A recent article from Health Care News discussed how “the battle over reporting of relationships between doctors and device manufacturers and drug companies has been going on for more than two decades,” according to Dr. John Dunn, a policy advisor for the American Council on Science and Health.

Dr. Dunn explained that what the Sunshine Act does “is prevent companies from hiring experts on their drugs from becoming guest lecturers to hype their products.”  He acknowledged that, “most responsible doctors report their conflicts dutifully without such regulation.”
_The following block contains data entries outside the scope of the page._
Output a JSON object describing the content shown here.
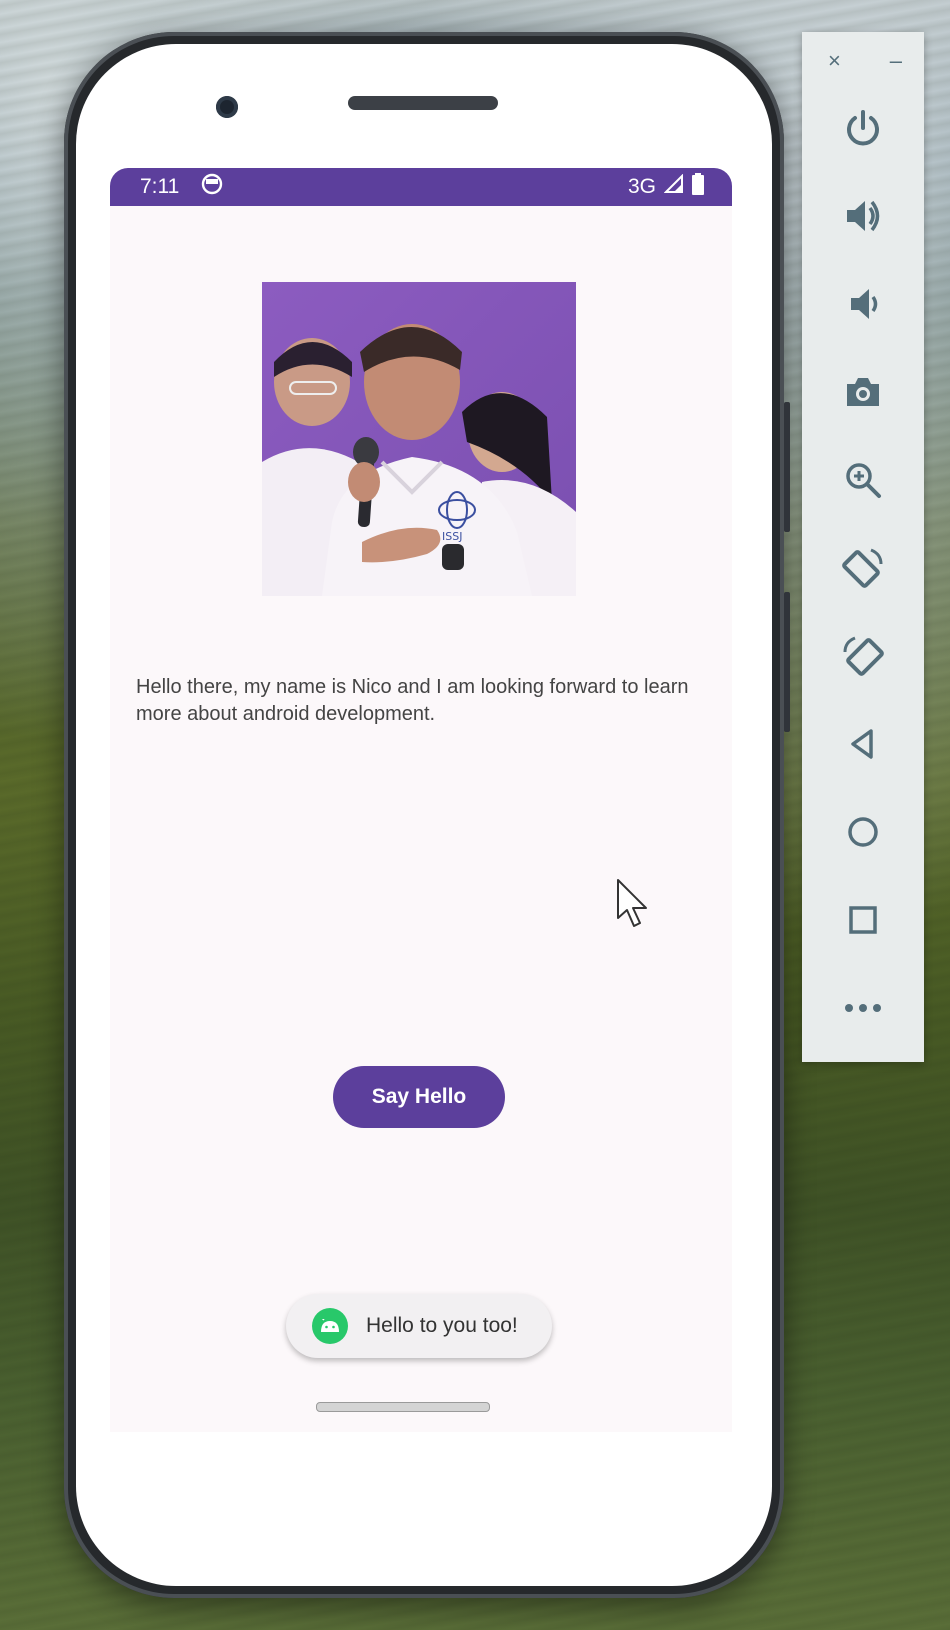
{
  "statusbar": {
    "time": "7:11",
    "network": "3G",
    "notification_icon": "android-head-icon",
    "signal_icon": "cell-signal-icon",
    "battery_icon": "battery-icon"
  },
  "app": {
    "photo_alt": "Profile photo of a student holding a microphone",
    "bio": "Hello there, my name is Nico and I am looking forward to learn more about android development.",
    "button_label": "Say Hello",
    "toast_text": "Hello to you too!"
  },
  "colors": {
    "primary": "#5c3f9c",
    "background": "#fcf8fa",
    "toast_icon": "#28c86a"
  },
  "emulator_toolbar": {
    "close_label": "×",
    "minimize_label": "–",
    "buttons": [
      "power-icon",
      "volume-up-icon",
      "volume-down-icon",
      "camera-icon",
      "zoom-icon",
      "rotate-left-icon",
      "rotate-right-icon",
      "back-icon",
      "home-icon",
      "overview-icon",
      "more-icon"
    ]
  }
}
He further asserted that whenever doctors “speak in front of a group or write an article in an academic journal, it’s expected you will declare your conflicts. It’s worthwhile that whenever someone in a white coat gets up and speaks, that we know his conflicts and are able to judge his research based on the merits.”
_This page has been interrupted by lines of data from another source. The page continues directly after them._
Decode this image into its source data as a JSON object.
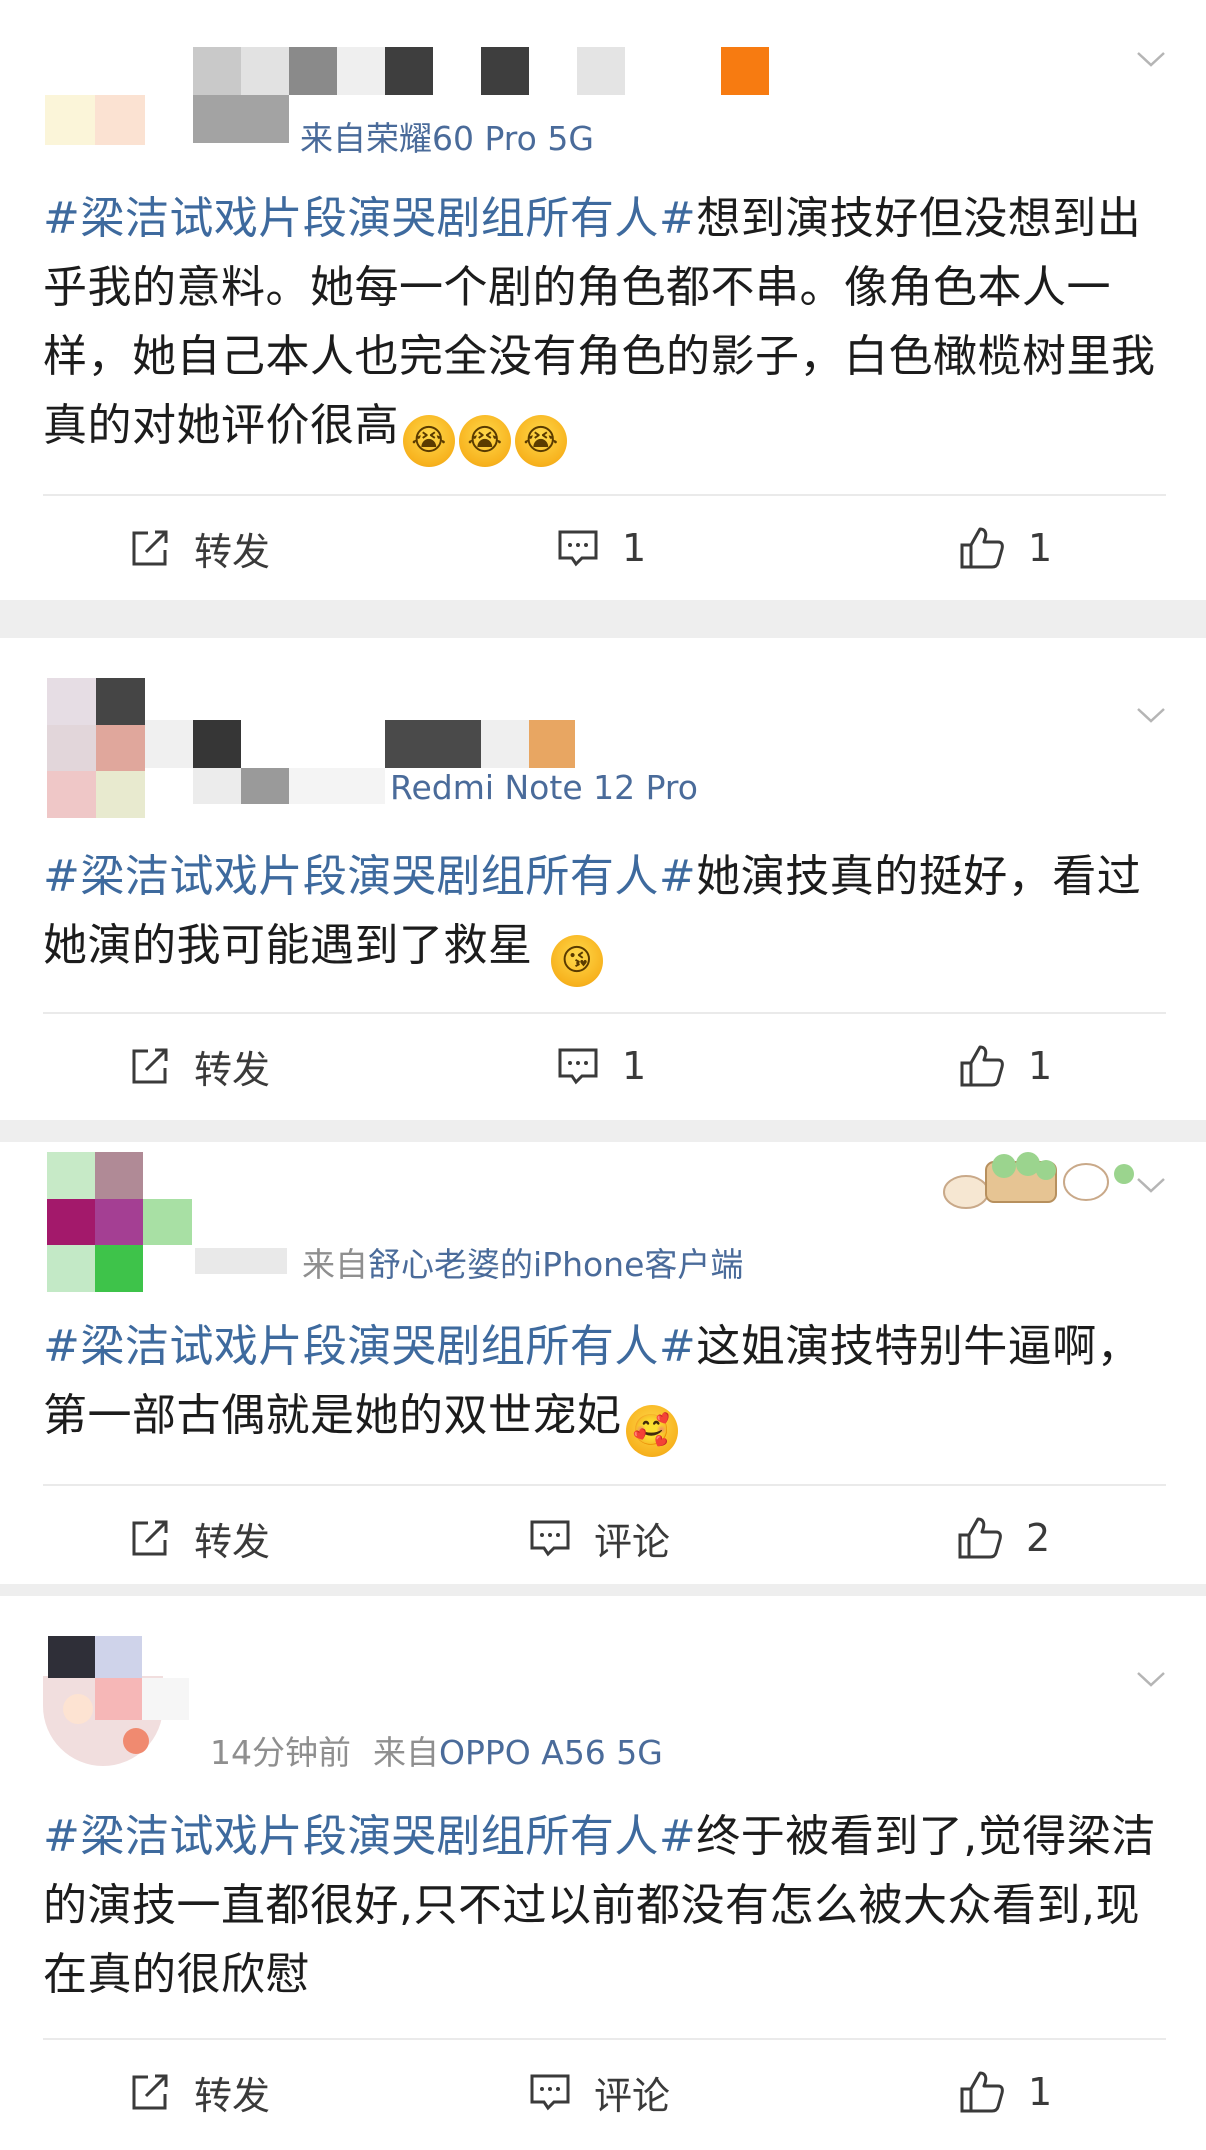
{
  "posts": [
    {
      "meta_source": "来自荣耀60 Pro 5G",
      "hashtag": "#梁洁试戏片段演哭剧组所有人#",
      "text": "想到演技好但没想到出乎我的意料。她每一个剧的角色都不串。像角色本人一样，她自己本人也完全没有角色的影子，白色橄榄树里我真的对她评价很高",
      "emojis": [
        "😭",
        "😭",
        "😭"
      ],
      "repost_label": "转发",
      "comment_label": "1",
      "like_label": "1"
    },
    {
      "meta_source": "Redmi Note 12 Pro",
      "hashtag": "#梁洁试戏片段演哭剧组所有人#",
      "text": "她演技真的挺好，看过她演的我可能遇到了救星",
      "emojis": [
        "😘"
      ],
      "repost_label": "转发",
      "comment_label": "1",
      "like_label": "1"
    },
    {
      "meta_from": "来自",
      "meta_source": "舒心老婆的iPhone客户端",
      "hashtag": "#梁洁试戏片段演哭剧组所有人#",
      "text": "这姐演技特别牛逼啊，第一部古偶就是她的双世宠妃",
      "emojis": [
        "🥰"
      ],
      "repost_label": "转发",
      "comment_label": "评论",
      "like_label": "2"
    },
    {
      "meta_time": "14分钟前",
      "meta_from": "来自",
      "meta_source": "OPPO A56 5G",
      "hashtag": "#梁洁试戏片段演哭剧组所有人#",
      "text": "终于被看到了,觉得梁洁的演技一直都很好,只不过以前都没有怎么被大众看到,现在真的很欣慰",
      "emojis": [],
      "repost_label": "转发",
      "comment_label": "评论",
      "like_label": "1"
    }
  ],
  "colors": {
    "hashtag": "#3e6a9e",
    "source": "#4a6b9a",
    "separator": "#eeeeee",
    "accent_orange": "#f77b11"
  }
}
The problem however with the Sunshine Act is that it will “likely add to bureaucratic and administrative costs for doctors and the industry,” says Devon Herrick, a senior fellow with the National Center for Policy Analysis.
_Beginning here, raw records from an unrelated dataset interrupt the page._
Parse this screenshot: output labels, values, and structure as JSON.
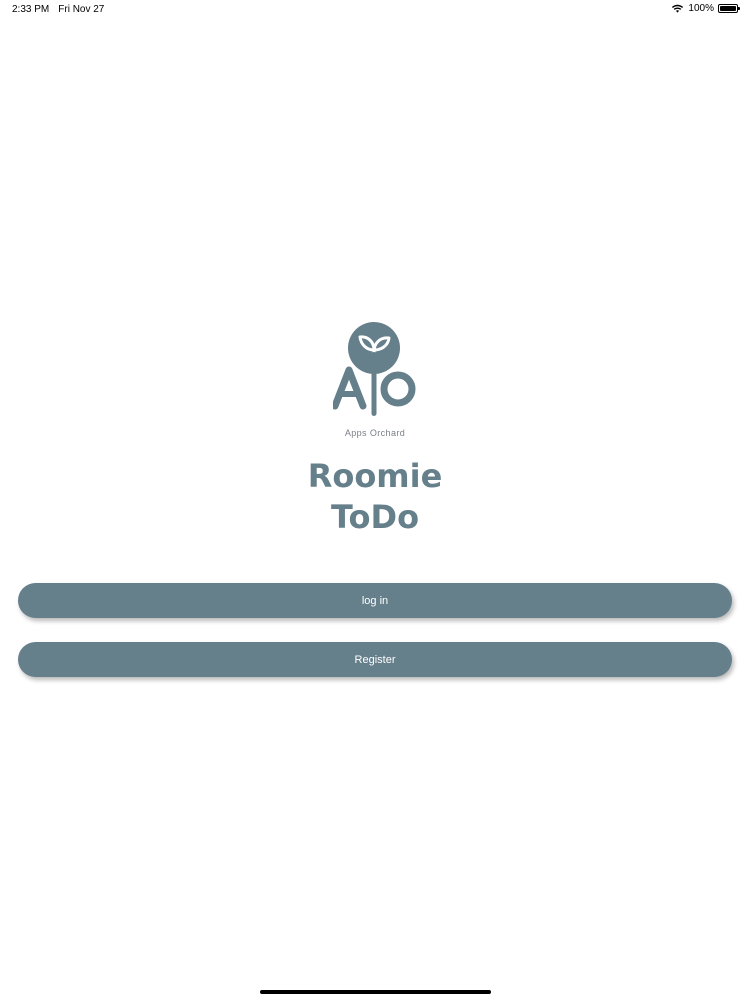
{
  "status_bar": {
    "time": "2:33 PM",
    "date": "Fri Nov 27",
    "battery": "100%",
    "battery_level": 1.0,
    "icons": [
      "wifi-icon",
      "battery-icon"
    ]
  },
  "logo": {
    "company_name": "Apps Orchard",
    "icon": "apps-orchard-logo-icon",
    "color": "#657f8b"
  },
  "app": {
    "title_line1": "Roomie",
    "title_line2": "ToDo"
  },
  "buttons": {
    "login_label": "log in",
    "register_label": "Register"
  },
  "colors": {
    "accent": "#657f8b",
    "background": "#ffffff",
    "button_text": "#ffffff"
  }
}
Herrick recognized that the “intent of the Sunshine Act is to create a database that can link the smallest financial considerations between doctors and medical device and drug companies. The intention may be good, but it is not the $100 gift that is going to influence doctors,” says Herrick. “I don’t think it will have the effect that proponents hope.”

Herrick asserted that, “it’s ludicrous to expect doctors and researchers to avoid contact with others in their field” because “it is natural for top doctors and researchers in a given field to collaborate with drug and medical device makers and have research contracts with them.”

Jane Orient, executive director of the Association of American Physicians and Surgeons, agreed with Herrick and noted that the PPSA will just make for higher costs for everybody.

 “It will be a reporting nightmare full of landmines and traps for the drug companies and device manufacturers. This will ultimately just make health care more expensive for everyone. As a physician, it’s a good thing the suppliers are responsible for keeping the paperwork, because if I had to report everything I received, I wouldn’t be able to accept any of it,” Orient says.

Although the PPSA may prevent device manufacturers and drug companies from improperly influencing doctors, Dunn note that it leaves out a major source of conflict of interest, and that is the conflict of interest the government is involved in every time it doles out money.

For instance, Dunn notes, more than $100 million a year in taxpayer funding goes to the American Medical Association (AMA) for a contract for medical coding.  “I think the government basically gave the AMA a franchise [in exchange] for their public support for ObamaCare. The idea that private industry and drug companies are the only ones giving out favors and buying influence is ludicrous,” says Dunn.

 Discussion

For some, PPSA is a way for the Obama Administration to push some of the more ambitious provisions, such as the Independent Payment Advisory Board (IPAB).  For example, Dr. Roger Stark, a physician and health care policy analyst at the Washington Policy Center, note that following the money through PPSA will “lead right to IPAB, an unelected board of 15 officials, is tasked with reining in Medicare’s costs beginning in 2014.

Dr. Stark further elaborate that “the Obama administration has been trying to make medical doctors and pharmaceutical companies  look like the bad guys so it can ride in on a white horse and save the patient by telling him which device he needs or which drugs he can have.” His suspicion is that PPSA and IPAB is all “designed to take the decision-making from the doctors in order to reduce costs.”

Ultimately, as Orient noted, conflict of interest regulations such as PPSA “are a sideshow distracting from the real problems in health care today.”  Orient asserted that, “people should be able to accept a lunch for attending a presentation.”  The idea that small payments for meals and travel is a huge issue is a “trivial problem compared to what else health care is facing right now. There are enormous problems that need solving, and Congress is worried about sandwiches.”